By day, 51-year old Bryan Henderson works as a software engineer in California. By night, he sits at his computer and edits other people’s grammar on Wikipedia. A lot.

Since 2007, under the username ‘Giraffedata,’ Henderson has made over 47,000 edits to remove the phrase “comprised of” from thousands of articles, and replace it with “composed of”. He even wrote a 6,000 word essay, posted on Wikipedia explaining why he is doing this instead of, you know, living. He’s quite passionate about it.

“The arguments for leaving “comprised of” alone often point out that my edits will not erase the phrase from the language, make people stop using it, or prevent its eventual evolution into undisputed correct English. I agree with all of that, and I don’t see how it makes a difference. Those things have never been goals of mine.

As one who subscribes to the anti-comprised-of doctrine described above, I can tell you it triggers the same “what an idiot” neurons in us as “could of” and “could care less”. If I can spare any readers that discomfort without hurting anyone else, why wouldn’t I?”

The essay, which cites references like and Wikipedia’s own Manual of Style, explains how it all started, how he goes about it, and how positively Wikipedia users have reacted. He also addresses several arguments against the project, such as “pointlessness of caring about it”. It reads like the man has spent his whole life defending his case. Imagine how upset he would be to find out that it might have been a big waste of time.

Enter Guardian editor David Shariatmadari.

In an article this morning titled ‘Why Wikipedia’s Grammar Vigilante Is Wrong,’ Shariatmadari, who regularly writes about grammar, dropped quite a lot of sass while succinctly showing how futile Henderson’s eight-year long project has been: “No one wants to be the smart-arse constantly reminding people that it should be ‘fewer’ and not ‘less’. But for software engineer Bryan Henderson, that kind of defeatism just doesn’t cut it.”
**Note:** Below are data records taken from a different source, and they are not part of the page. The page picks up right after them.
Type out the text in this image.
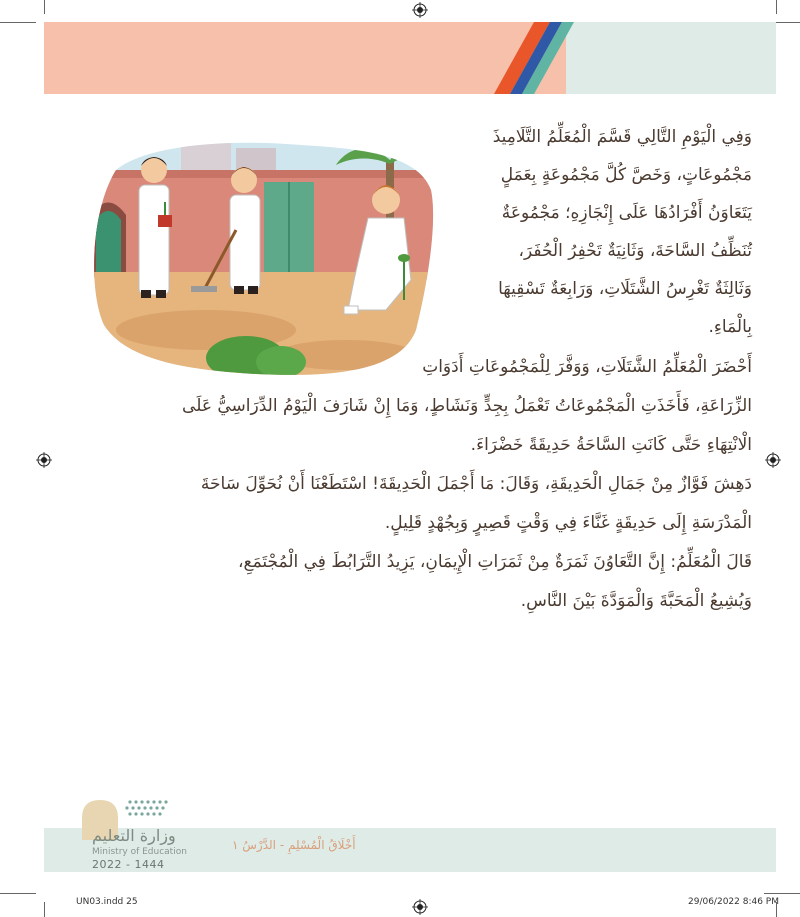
وَفِي الْيَوْمِ التَّالِي قَسَّمَ الْمُعَلِّمُ التَّلَامِيذَ
مَجْمُوعَاتٍ، وَخَصَّ كُلَّ مَجْمُوعَةٍ بِعَمَلٍ
يَتَعَاوَنُ أَفْرَادُهَا عَلَى إِنْجَازِهِ؛ مَجْمُوعَةٌ
تُنَظِّفُ السَّاحَةَ، وَثَانِيَةٌ تَحْفِرُ الْحُفَرَ،
وَثَالِثَةٌ تَغْرِسُ الشَّتَلَاتِ، وَرَابِعَةٌ تَسْقِيهَا
بِالْمَاءِ.
أَحْضَرَ الْمُعَلِّمُ الشَّتَلَاتِ، وَوَفَّرَ لِلْمَجْمُوعَاتِ أَدَوَاتِ
الزِّرَاعَةِ، فَأَخَذَتِ الْمَجْمُوعَاتُ تَعْمَلُ بِجِدٍّ وَنَشَاطٍ، وَمَا إِنْ شَارَفَ الْيَوْمُ الدِّرَاسِيُّ عَلَى
الْانْتِهَاءِ حَتَّى كَانَتِ السَّاحَةُ حَدِيقَةً خَضْرَاءَ.
دَهِشَ فَوَّازٌ مِنْ جَمَالِ الْحَدِيقَةِ، وَقَالَ: مَا أَجْمَلَ الْحَدِيقَةَ! اسْتَطَعْنَا أَنْ نُحَوِّلَ سَاحَةَ
الْمَدْرَسَةِ إِلَى حَدِيقَةٍ غَنَّاءَ فِي وَقْتٍ قَصِيرٍ وَبِجُهْدٍ قَلِيلٍ.
قَالَ الْمُعَلِّمُ: إِنَّ التَّعَاوُنَ ثَمَرَةٌ مِنْ ثَمَرَاتِ الْإِيمَانِ، يَزِيدُ التَّرَابُطَ فِي الْمُجْتَمَعِ،
وَيُشِيعُ الْمَحَبَّةَ وَالْمَوَدَّةَ بَيْنَ النَّاسِ.
وزارة التعليم
Ministry of Education
2022 - 1444
أَخْلَاقُ الْمُسْلِمِ - الدَّرْسُ ١
UN03.indd 25	29/06/2022 8:46 PM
Referring to Henderson not by name, but as “the super-pedant,” Shariatmadari systematically goes through each point raised in the essay, and explains why it is just plain wrong. “It’s illogical for a word to mean two opposite things,” Henderson claims. Nope, says Shariatmadari – If you want logic, speak Vulcan. English contains various words that mean their own opposite.” He takes similar issue with the etymological argument: “A word’s origin isn’t a guide to its “authentic” meaning. If it were, a “sycophant” would be a person who liked to show figs.”

He also refutes Henderson’s argument that the phrase is unnecessary because of all the alternatives available: “That’s a bizarre argument and one that could be made against all synonyms or near-synonyms. Should we ditch the word ‘accurate’ because we have the word ‘truthful’? And who is Henderson to decide that it adds nothing?”

After backing himself up with the Oxford English Dictionary definition for good measure, Shariatmadari delivers his final blow: “In my experience, the problem with super-pedants is that they believe their preferences are somehow objectively right. But there is no absolute measure of correctness in language. You can see that in the fact that today’s repeated error often becomes tomorrow’s standard usage.”

Note to self: don’t piss off people who are good with words. Henderson might have his work cut out for him this weekend.